Westliche Gesellschaften

„Vertrauensverlust rüttelt an Stabilität“

Wiederherstellung von Vertrauen: Das ist für den Allianz-Vorstandsvorsitzenden Oliver Bäte eine Kernaufgabe auch in der deutschen Gesellschaft.

„Vertrauensverlust rüttelt an Stabilität“

mic

Wiederherstellung von Vertrauen: Das ist für den Allianz-Vorstandsvorsitzenden Oliver Bäte eine Kernaufgabe auch in der deutschen Gesellschaft. Sein Plädoyer anlässlich der abschließenden Feier des 70. Jubiläums der Börsen-Zeitung fand einen kongenialen Rahmen: 180 Vorstandsvorsitzende, Finanzvorstände, Pressesprecher, Berater, Aufsichtsräte und Journalisten zeigten im Innenhof der Bayerischen Landesbank in München, wie konstruktiv und teils eben auch vertraut der Finanzplatz miteinander um­gehen kann.

In der Gesellschaft allerdings sei eher Misstrauen zum Standard geworden, konstatierte Bäte. Dies hätten in einer Studie, die die Allianz und die Kommunikationsberatung Edelmann veröffentlichten, sechs von zehn Befragten erklärt. Nur jeder Zweite vertraue noch Staatsoberhäuptern und Journalisten: „Dies ist dramatisch, weil dieser Vertrauensverlust an der Stabilität unserer Gesellschaft rüttelt.“ Das zeige nicht nur der Sturm auf das US-Kapitol. In Deutschland sei man davon überrascht worden, dass Leute versucht hätten, in den Reichstag zu gelangen: „Polarisierung ist das Mittel vieler geworden, egal ob im Journalismus oder in der Politik.“

Dass dies nicht das richtige Mittel sei, habe er mit seiner Familie am Beispiel Argentinien erlebt. Es sei im Jahr 1908 das wirtschaftlich erfolgreichste Land der Welt gewesen, und zwar sowohl absolut gemessen als auch am Vermögen pro Einwohner. Es habe ein Jahrhundert mit durchschnittlich 1,5 Prozentpunkten weniger Wirtschaftswachstum als in den Vereinigten Staaten gedauert, um das Land zugrunde zu richten: „Heute ist es eine Ruine.“

Woher dies komme? In den 70er Jahren habe die Regierung unter der Familie Perón das Vertrauen in Demokratie so erschüttert, dass es nur noch nach unten gegangen sei. Wie der Fall Venezuela zeige, könne dies sogar schneller ablaufen.
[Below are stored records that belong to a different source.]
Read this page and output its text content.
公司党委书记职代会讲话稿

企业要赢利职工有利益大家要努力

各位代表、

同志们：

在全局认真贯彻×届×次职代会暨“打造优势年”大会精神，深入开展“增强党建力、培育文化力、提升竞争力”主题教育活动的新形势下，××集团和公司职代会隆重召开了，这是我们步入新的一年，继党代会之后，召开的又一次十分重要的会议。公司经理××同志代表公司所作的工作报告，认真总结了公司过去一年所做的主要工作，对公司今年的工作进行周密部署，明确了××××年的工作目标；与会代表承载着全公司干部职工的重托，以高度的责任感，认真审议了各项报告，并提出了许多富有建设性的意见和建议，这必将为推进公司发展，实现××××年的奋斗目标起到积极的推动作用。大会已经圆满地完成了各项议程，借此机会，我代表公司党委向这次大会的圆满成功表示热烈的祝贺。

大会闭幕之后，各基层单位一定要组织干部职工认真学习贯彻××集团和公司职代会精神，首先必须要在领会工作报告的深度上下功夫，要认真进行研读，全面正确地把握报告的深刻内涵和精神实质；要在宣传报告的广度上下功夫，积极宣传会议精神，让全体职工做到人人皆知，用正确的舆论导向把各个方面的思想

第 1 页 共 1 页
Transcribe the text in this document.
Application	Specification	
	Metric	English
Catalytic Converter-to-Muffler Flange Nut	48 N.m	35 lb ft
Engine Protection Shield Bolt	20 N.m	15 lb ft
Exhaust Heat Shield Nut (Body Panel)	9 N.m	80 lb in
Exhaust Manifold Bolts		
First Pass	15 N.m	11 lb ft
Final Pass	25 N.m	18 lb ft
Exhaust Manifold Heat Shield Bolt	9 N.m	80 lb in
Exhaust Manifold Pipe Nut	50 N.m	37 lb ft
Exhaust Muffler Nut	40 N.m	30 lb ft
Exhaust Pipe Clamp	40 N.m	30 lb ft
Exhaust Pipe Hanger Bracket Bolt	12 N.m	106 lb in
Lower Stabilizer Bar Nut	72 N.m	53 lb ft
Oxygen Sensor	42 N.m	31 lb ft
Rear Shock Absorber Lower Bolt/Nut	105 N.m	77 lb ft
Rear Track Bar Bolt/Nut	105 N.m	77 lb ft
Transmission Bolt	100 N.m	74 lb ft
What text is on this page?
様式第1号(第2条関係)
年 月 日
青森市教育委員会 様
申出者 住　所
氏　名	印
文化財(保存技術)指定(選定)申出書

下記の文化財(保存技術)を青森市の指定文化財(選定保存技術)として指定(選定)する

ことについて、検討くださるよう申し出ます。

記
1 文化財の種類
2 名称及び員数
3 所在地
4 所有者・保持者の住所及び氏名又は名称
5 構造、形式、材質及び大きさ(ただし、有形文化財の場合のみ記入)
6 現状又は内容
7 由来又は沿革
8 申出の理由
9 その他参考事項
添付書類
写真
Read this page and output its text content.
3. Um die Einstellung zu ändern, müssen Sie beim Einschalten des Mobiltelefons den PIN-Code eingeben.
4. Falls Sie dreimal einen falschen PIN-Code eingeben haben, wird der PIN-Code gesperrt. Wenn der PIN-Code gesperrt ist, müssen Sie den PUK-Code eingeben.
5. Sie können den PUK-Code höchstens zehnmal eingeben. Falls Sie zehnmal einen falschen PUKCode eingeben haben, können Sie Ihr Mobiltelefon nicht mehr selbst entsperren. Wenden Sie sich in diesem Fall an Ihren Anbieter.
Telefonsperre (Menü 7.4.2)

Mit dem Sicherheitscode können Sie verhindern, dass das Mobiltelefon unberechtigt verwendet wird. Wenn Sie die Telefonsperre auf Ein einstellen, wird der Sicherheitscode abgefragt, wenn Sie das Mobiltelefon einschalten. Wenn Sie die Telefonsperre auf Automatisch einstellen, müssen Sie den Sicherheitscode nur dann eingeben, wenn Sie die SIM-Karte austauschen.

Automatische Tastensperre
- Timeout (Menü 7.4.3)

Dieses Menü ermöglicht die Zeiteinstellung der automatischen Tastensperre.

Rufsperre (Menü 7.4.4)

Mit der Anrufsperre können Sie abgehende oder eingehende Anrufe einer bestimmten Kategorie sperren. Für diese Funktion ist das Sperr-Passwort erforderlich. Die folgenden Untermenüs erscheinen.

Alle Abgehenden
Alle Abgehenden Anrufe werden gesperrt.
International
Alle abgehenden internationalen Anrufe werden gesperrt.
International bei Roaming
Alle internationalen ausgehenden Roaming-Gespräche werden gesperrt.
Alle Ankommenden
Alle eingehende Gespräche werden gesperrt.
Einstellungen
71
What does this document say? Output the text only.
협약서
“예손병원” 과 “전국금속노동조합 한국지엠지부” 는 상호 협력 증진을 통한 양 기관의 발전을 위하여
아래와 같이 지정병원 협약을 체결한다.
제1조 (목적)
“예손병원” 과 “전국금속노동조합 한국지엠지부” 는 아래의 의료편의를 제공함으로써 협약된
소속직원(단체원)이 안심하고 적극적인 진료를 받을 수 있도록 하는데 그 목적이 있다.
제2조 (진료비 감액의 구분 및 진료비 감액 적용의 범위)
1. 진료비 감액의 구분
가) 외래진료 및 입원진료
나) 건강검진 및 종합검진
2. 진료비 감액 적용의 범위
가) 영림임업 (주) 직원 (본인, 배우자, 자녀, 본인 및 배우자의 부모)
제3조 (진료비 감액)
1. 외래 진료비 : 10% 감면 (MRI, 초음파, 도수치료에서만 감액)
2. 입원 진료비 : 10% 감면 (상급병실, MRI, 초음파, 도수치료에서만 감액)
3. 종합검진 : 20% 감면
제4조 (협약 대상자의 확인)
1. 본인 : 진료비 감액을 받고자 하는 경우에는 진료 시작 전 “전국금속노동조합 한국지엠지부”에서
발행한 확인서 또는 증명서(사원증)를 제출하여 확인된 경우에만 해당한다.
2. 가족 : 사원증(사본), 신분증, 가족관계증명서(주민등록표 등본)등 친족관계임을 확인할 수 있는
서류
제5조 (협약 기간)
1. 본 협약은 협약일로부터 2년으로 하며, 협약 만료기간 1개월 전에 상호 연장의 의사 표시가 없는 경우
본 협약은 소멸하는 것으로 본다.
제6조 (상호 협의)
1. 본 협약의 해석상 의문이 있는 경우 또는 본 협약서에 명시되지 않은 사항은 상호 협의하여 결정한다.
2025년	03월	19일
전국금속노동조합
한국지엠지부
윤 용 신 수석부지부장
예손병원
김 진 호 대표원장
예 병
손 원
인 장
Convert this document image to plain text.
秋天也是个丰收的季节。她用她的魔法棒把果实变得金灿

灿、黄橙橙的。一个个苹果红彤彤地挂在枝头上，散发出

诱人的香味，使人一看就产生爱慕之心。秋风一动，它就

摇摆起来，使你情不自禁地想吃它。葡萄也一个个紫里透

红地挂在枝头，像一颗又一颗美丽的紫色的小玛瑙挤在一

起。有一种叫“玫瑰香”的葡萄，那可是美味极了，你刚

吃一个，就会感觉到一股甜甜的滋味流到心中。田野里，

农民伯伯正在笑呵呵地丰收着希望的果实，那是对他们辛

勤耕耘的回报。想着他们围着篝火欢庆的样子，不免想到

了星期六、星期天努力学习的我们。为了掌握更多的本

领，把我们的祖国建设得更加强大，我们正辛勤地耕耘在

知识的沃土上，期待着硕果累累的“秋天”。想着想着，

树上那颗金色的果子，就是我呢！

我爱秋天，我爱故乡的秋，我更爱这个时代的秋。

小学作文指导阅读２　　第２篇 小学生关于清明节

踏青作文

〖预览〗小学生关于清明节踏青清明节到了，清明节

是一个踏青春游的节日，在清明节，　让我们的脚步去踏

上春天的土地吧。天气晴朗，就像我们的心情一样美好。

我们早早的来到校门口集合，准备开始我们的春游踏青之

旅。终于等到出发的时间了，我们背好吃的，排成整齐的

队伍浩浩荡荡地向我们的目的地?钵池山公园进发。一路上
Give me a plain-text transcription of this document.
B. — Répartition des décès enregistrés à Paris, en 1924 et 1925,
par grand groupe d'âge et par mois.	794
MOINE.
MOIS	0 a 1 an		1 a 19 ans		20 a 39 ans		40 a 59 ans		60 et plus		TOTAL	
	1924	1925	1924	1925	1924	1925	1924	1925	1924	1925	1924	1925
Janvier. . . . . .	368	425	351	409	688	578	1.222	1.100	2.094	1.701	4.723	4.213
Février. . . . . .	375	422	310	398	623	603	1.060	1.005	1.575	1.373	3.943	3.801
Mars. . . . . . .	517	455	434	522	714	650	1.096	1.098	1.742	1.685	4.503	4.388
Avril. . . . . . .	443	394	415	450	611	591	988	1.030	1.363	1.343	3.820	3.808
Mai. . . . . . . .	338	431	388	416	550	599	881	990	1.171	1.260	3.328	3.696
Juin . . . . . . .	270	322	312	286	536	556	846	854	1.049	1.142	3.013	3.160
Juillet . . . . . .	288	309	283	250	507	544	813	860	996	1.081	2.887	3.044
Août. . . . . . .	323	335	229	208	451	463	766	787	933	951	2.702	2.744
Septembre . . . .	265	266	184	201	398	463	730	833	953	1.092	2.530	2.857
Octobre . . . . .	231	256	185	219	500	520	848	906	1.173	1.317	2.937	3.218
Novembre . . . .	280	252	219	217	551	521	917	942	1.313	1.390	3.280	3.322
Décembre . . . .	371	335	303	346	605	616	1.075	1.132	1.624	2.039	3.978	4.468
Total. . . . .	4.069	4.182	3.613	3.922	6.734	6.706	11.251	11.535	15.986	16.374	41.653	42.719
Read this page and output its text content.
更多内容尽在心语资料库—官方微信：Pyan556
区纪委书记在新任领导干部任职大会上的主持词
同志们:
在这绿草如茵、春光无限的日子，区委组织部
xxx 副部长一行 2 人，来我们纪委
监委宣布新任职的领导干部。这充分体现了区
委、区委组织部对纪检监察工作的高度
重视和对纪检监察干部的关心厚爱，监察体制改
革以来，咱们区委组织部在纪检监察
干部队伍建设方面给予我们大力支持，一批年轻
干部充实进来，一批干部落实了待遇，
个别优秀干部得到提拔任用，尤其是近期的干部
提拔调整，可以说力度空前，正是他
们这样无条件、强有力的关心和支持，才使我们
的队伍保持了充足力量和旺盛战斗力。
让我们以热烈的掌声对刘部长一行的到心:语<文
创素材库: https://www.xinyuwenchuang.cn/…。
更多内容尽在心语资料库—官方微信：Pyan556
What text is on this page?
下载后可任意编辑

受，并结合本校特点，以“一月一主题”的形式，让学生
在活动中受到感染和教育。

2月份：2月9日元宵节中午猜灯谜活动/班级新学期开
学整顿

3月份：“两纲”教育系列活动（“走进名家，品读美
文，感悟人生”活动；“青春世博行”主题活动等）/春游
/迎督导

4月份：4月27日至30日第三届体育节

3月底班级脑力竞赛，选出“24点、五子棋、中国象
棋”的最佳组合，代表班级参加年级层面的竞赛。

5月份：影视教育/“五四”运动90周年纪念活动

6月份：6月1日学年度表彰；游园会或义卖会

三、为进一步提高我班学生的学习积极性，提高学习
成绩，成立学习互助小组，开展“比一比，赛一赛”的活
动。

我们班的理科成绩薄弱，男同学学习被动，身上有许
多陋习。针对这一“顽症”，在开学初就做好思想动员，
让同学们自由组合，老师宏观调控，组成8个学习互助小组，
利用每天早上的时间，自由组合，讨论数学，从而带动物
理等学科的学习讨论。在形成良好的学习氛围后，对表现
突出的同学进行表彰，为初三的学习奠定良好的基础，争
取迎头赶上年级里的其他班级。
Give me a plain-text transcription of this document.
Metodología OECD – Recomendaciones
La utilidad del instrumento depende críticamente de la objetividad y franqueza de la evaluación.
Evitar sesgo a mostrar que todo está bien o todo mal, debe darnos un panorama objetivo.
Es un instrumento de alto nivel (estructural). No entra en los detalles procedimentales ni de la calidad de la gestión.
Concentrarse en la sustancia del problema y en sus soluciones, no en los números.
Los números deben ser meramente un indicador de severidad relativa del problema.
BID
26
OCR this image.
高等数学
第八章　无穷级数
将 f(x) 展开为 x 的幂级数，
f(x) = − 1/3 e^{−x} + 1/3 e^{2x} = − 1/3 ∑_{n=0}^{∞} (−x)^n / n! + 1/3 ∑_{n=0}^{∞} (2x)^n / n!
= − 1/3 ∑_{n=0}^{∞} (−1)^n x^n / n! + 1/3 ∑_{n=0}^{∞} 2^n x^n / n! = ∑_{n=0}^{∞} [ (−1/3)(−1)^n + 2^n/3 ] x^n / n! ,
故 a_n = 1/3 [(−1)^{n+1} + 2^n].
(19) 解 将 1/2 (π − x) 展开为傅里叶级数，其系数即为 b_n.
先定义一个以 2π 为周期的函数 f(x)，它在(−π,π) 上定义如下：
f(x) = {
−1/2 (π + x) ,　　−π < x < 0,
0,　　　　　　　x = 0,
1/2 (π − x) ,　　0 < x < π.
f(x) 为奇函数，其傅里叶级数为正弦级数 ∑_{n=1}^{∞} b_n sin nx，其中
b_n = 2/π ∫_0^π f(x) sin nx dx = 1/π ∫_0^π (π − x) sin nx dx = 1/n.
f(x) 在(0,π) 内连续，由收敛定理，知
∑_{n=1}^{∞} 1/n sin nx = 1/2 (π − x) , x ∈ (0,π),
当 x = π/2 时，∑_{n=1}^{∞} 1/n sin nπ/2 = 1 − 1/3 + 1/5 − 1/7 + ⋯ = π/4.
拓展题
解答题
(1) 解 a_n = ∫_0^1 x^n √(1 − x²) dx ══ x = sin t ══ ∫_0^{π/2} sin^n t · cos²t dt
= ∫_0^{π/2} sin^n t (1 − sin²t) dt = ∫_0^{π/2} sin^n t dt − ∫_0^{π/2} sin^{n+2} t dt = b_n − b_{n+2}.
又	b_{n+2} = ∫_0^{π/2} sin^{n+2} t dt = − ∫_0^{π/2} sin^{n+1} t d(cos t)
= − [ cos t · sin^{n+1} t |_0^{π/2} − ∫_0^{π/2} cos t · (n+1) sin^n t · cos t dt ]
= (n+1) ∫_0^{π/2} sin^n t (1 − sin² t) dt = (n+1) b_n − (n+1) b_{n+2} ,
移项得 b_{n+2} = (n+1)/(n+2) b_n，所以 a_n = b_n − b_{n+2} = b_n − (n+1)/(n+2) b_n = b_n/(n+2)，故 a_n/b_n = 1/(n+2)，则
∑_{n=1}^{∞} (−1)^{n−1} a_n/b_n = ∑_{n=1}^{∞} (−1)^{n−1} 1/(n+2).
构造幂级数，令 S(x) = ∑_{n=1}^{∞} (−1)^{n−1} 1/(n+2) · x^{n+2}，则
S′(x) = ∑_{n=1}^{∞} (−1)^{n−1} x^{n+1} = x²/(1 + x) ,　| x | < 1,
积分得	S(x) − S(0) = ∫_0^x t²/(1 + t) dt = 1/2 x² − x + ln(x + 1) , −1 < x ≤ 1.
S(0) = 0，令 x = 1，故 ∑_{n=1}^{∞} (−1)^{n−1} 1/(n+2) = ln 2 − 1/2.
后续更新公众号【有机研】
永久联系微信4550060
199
Bäte widersprach der Einschätzung, so etwas könne in Deutschland nie passieren. Schließlich sei das durchschnittliche Bildungsniveau in Argentinien in den 1970er Jahren gemessen an Schul- bzw. Hochschulabschlüssen höher gewesen als hierzulande: „Mit dummen Menschen hat dies also nichts zu tun.“

Bäte betonte, vielmehr brauchten Gesellschaften Vertrauen in ihre Institutionen. Eine Zeitung wie die Börsen-Zeitung sei daher viel mehr wert, als klare Analysen zur Verfügung zu stellen. „Sie haben meines Erachtens eine Systemstabilitätsaufgabe“, erklärte er gewandt an die Adresse von Mirjam Pütz, Vorsitzende der Geschäftsführung der – die Börsen-Zeitung herausgebenden – WM Gruppe sowie an die Adresse des Börsen-Zeitungs-Herausgebers und WM-Gruppe-Beiratsvorsitzenden Ernst Padberg. Er wolle es nicht überzeichnen, aber es sei wichtig, über diese Funktion in Ruhe nachzudenken, sagte Bäte. Es gehe nicht darum, nett oder kritiklos zu sein, sondern vielmehr um Kompetenz.